Nous venons également de lancer une nouvelle entreprise dérivée en collaboration avec Trendlines Agrifood Fund. Il s’agit d’une plateforme de notation de crédit et d’assurance baptisée AgriG8. En anglais, on prononce « agregate » car nous jouons le rôle d’agrégateurs. 

Pouvez-vous nous en dire plus sur AgriG8 ? 

Nous avons remarqué que les agriculteur·rice·s sont souvent bien formé·e·s aux pratiques agricoles durables, mais que l’innovation nécessite un capital de départ. Or, la plupart des agriculteur·rice·s sont considéré·e·s comme non solvables. Leurs seules sources de prêts sont les institutions de microfinance et les prêteurs informels qui pratiquent des taux d’intérêt de 30 %. Nous voulons aider les prêteurs commerciaux à évaluer les risques et à comprendre la valeur de ce marché inexploité. 

Comment cela fonctionne-t-il ? 

Les agriculteur·rice·s s’inscrivent et reçoivent des conseils sur les pratiques agricoles. Nous utilisons une approche de ludification pour les inciter à suivre les conseils et nous contrôlons leurs pratiques. Les informations que nous recevons limitent les risques pour les institutions financières car de meilleur·e·s agriculteur·rice·s font de meilleur·e·s emprunteur·se·s. Pour notre première opération pilote, nous avons trouvé un prêteur qui était prêt à abaisser immédiatement ses taux d’intérêt de 5 %. 

Pour les banques, la plateforme est aussi un moyen d’évaluer les performances ESG de leurs prêts. 

Quels sont vos projets pour la plateforme ? 

Cette année, nous voulons étendre AgriG8 à l’Afrique, au Cambodge et à l’Indonésie. Nous avons déjà trouvé des partenaires dans ces régions. Nous voulons également y ajouter un outil de mesure des émissions de carbone.
 

environnement bénifie
DIFFICULTÉS ET ENSEIGNEMENTS

Quelles difficultés votre entreprise et vous-même avez-vous surmontées ? 

Mon père est au Myanmar en ce moment. Lorsque les troubles politiques ont commencé, les actionnaires de l’entreprise étaient sur le point d’abandonner. Mais il est resté sur place et n’est pas revenu à la maison depuis deux ans. Nous ne voulons pas abandonner tout ce que nous avons construit là-bas. 
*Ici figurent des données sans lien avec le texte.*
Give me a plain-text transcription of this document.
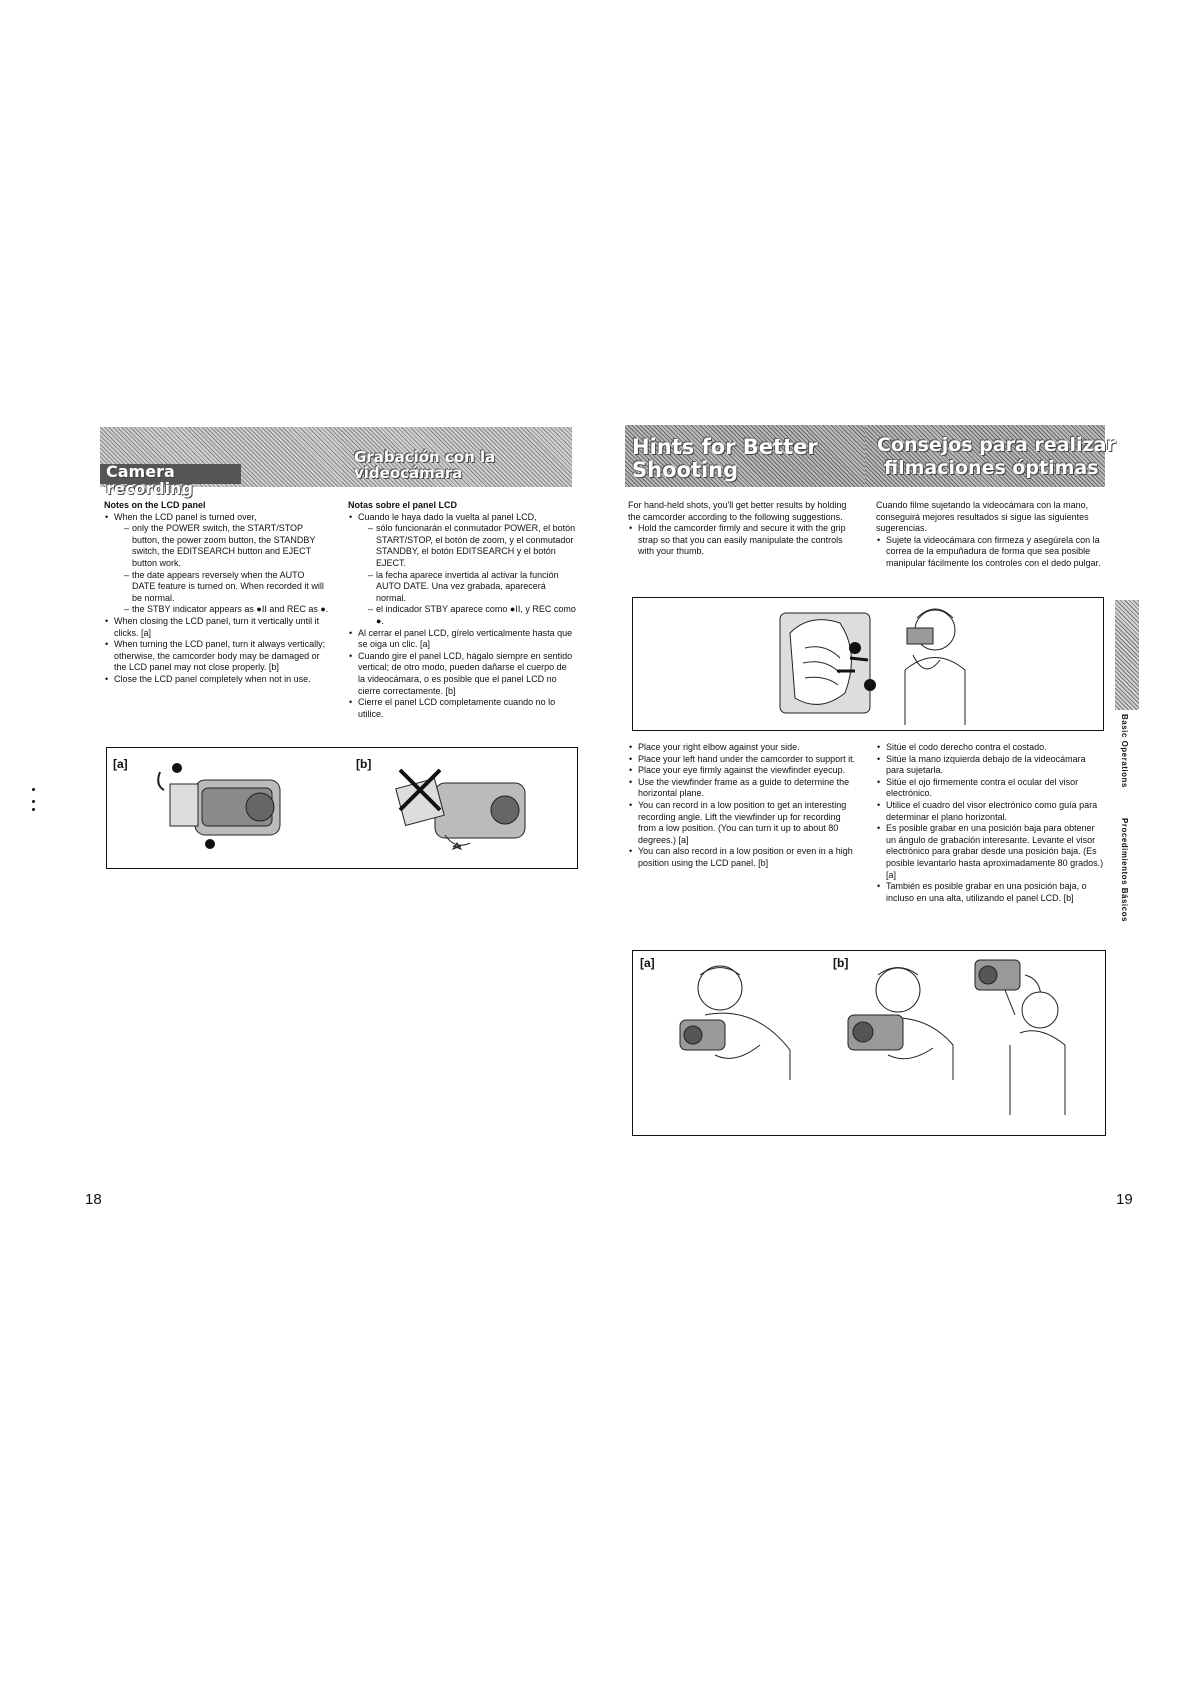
Camera recording
Grabación con la
videocámara
Notes on the LCD panel
• When the LCD panel is turned over,
– only the POWER switch, the START/STOP button, the power zoom button, the STANDBY switch, the EDITSEARCH button and EJECT button work.
– the date appears reversely when the AUTO DATE feature is turned on. When recorded it will be normal.
– the STBY indicator appears as ●II and REC as ●.
• When closing the LCD panel, turn it vertically until it clicks. [a]
• When turning the LCD panel, turn it always vertically; otherwise, the camcorder body may be damaged or the LCD panel may not close properly. [b]
• Close the LCD panel completely when not in use.
Notas sobre el panel LCD
• Cuando le haya dado la vuelta al panel LCD,
– sólo funcionarán el conmutador POWER, el botón START/STOP, el botón de zoom, y el conmutador STANDBY, el botón EDITSEARCH y el botón EJECT.
– la fecha aparece invertida al activar la función AUTO DATE. Una vez grabada, aparecerá normal.
– el indicador STBY aparece como ●II, y REC como ●.
• Al cerrar el panel LCD, gírelo verticalmente hasta que se oiga un clic. [a]
• Cuando gire el panel LCD, hágalo siempre en sentido vertical; de otro modo, pueden dañarse el cuerpo de la videocámara, o es posible que el panel LCD no cierre correctamente. [b]
• Cierre el panel LCD completamente cuando no lo utilice.
[a]	[b]
Hints for Better
Shooting
Consejos para realizar
filmaciones óptimas
For hand-held shots, you'll get better results by holding the camcorder according to the following suggestions.
• Hold the camcorder firmly and secure it with the grip strap so that you can easily manipulate the controls with your thumb.
Cuando filme sujetando la videocámara con la mano, conseguirá mejores resultados si sigue las siguientes sugerencias.
• Sujete la videocámara con firmeza y asegúrela con la correa de la empuñadura de forma que sea posible manipular fácilmente los controles con el dedo pulgar.
• Place your right elbow against your side.
• Place your left hand under the camcorder to support it.
• Place your eye firmly against the viewfinder eyecup.
• Use the viewfinder frame as a guide to determine the horizontal plane.
• You can record in a low position to get an interesting recording angle. Lift the viewfinder up for recording from a low position. (You can turn it up to about 80 degrees.) [a]
• You can also record in a low position or even in a high position using the LCD panel. [b]
• Sitúe el codo derecho contra el costado.
• Sitúe la mano izquierda debajo de la videocámara para sujetarla.
• Sitúe el ojo firmemente contra el ocular del visor electrónico.
• Utilice el cuadro del visor electrónico como guía para determinar el plano horizontal.
• Es posible grabar en una posición baja para obtener un ángulo de grabación interesante. Levante el visor electrónico para grabar desde una posición baja. (Es posible levantarlo hasta aproximadamente 80 grados.) [a]
• También es posible grabar en una posición baja, o incluso en una alta, utilizando el panel LCD. [b]
[a]	[b]
Basic Operations
Procedimientos Básicos
18	19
Sans compter qu’il est difficile de trouver des investissements dans le genre de travail que nous faisons. Il y a quelques années, j’ai rencontré un investisseur qui m’a dit que ce que nous faisons est désirable, mais pas souhaitable. Il est regrettable de constater que certaines personnes ne veulent qu’une chose : faire des profits, et qu’elles attendent que d’autres résolvent nos futurs problèmes. J’ai créé un jeu de rôle pour aider les gens à comprendre les différentes contraintes des chaînes de valeur. 

Quels conseils donneriez-vous à d’autres créateurs d’entreprises inclusives ? 

Quand nous parlons d’inclusivité, nous pensons toujours aux plus malheureux. Je veux inverser le processus en incluant également d’autres personnes. Les consommateur·rice·s, par exemple, ne savent souvent pas qu’ils font partie du problème. Ce n’est qu’en travaillant aussi de ce côté-là de la chaîne de valeur que nous parviendrons à améliorer le système alimentaire. Si nous nous contentons de subventionner la production des agriculteur·rice·s sans modifier les modes de consommation, rien ne changera. 
 

group of farmers
Credentials

Les récits à impact sont produits par le réseau iBAN (Inclusive Business Action Network). Ils sont créés en étroite collaboration avec les entrepreneur·e·s et les équipes mentionné·e·s. La production de ce récit à impact a été dirigée par Susann Tischendorf (concept), Olachi Opara (vidéo), Katharina Münster (texte et infographies), Christopher Malapitan (illustrations) et Alexandra Harris (édition). La musique est libre de droits. Les photographies sont fournies par Golden Sunland ou par Susann Tischendorf.

Mise à jour : 01/2022.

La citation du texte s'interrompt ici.